Lampedusa (Ag): marinai salvano 650 clandestini Un atto di coraggio quello degli uomini della capitaneria di Porto di Lampedusa e degli equipaggi di quattro pescherecci di Mazara del Vallo. Hanno affrontato la bufera, le raffiche di vento che sono arrivate fino a trenta nodi e onde alte dieci metri, mettendo a repentaglio la propria vita per salvare quella di 650 persone. Grazie al loro intervento due barconi carichi di immigrati non sono colati a picco ed è stata evitata quella che poteva diventare la più grande strage dell’immigrazione nel Mediterraneo.
I due boat people in navigazione nel Canale di Sicilia avevano lanciato l’sos con un satellitare. I soccorsi sono scattati immediatamente, coordinati dalla centrale operativa della capitaneria di Porto di Palermo. Il primo barcone è stato avvistato all’imbrunire da un elicottero della guardia di finanza, a 15 miglia da Lampedusa. A bordo c’erano trecento persone che agitavano le braccia per richiamare l’attenzione dell’equipaggio. La seconda carretta del mare era molto più lontana nel territorio maltese. Solo i grandi motopesca di Mazara del Vallo sono in grado di affrontare la burrasca. E il responsabile della capitaneria di porto, tenente di vascello, Achille Selleri, comandante della settima squadriglia ha chiesto ai pescatori della flotta mazarese il loro aiuto. E i marinai non hanno avuto un attimo di esitazione. Così cinque imbarcazioni (ariete, Monastir, Ghibli primo, Twenty two e Giulia P.G.) hanno preso il largo. Quando il secondo barcone viene individuato è gia buio pesto e le condizioni del mare non permettono di operare, così l’imbarcazione viene scortata a ridosso dell’isola, nei pressi di cala Grecale, dove viene fatto il trasbordo sull’imbarcazione più grande: il Twenty two. All’alba i pescatori sono rientrati al porto con le trecentotre persone, tra cui anche 21 donne e alcuni minorenni.

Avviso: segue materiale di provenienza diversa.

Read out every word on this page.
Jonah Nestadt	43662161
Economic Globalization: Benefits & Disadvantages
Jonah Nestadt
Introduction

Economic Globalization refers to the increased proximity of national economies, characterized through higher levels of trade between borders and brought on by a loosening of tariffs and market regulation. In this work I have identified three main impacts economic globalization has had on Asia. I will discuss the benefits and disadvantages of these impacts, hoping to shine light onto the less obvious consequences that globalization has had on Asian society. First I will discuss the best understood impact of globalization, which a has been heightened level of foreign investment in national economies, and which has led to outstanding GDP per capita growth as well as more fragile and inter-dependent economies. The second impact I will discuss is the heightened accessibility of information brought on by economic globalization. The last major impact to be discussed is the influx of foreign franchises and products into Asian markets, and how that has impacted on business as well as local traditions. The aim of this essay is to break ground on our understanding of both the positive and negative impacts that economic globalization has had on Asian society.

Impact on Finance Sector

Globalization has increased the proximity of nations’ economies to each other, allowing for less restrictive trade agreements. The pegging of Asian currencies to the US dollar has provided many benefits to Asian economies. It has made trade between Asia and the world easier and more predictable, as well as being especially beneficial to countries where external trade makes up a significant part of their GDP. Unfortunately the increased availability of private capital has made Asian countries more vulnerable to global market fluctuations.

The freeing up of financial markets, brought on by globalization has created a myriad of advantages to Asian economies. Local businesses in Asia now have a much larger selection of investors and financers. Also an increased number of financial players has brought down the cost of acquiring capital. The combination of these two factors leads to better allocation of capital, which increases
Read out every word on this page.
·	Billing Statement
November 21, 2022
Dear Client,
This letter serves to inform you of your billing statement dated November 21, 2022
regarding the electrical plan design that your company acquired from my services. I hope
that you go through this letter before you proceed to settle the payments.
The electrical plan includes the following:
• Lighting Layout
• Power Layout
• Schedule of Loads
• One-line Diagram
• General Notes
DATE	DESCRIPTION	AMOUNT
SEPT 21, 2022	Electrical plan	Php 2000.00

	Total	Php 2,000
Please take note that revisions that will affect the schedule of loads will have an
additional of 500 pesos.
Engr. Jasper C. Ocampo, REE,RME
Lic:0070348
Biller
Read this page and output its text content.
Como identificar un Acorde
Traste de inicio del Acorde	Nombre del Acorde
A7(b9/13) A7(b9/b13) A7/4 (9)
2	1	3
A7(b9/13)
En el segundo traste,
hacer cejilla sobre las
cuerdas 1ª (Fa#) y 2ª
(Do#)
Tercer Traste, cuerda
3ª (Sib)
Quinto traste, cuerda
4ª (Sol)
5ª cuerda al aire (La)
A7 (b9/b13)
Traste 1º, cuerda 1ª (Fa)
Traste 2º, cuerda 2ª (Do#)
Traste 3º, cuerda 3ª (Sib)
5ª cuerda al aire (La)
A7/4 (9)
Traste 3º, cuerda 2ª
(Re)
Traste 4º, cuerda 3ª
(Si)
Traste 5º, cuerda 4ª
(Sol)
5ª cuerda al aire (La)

I clandestini hanno raccontato di essere partiti dalla Libia due giorni fa e che hanno perso quattro compagni di avventura. Ma loro non hanno il tempo di raccontare la loro disavventura che scatta un nuovo allarme: il secondo barcone è stato avvistato da un aereo militare Atlantic a nove miglia dalla costa, mentre le onde continuano a metterlo a dura prova. E i pescatori salpano nuovamente in soccorso di oltre 350 immigrati, stipati come sardine su un vecchio peschereccio. Anche loro vengono salvati e anche loro trascorreranno la notte a ridosso di cala Grecale, in attesa di poter approdare nuovamente in porto.
I pescatori soprannominati “angeli del mare” insieme agli uomini della capitaneria di Porto sono stati accolti con un applauso dalla banchina.La loro non è stata certo un’impresa da poco.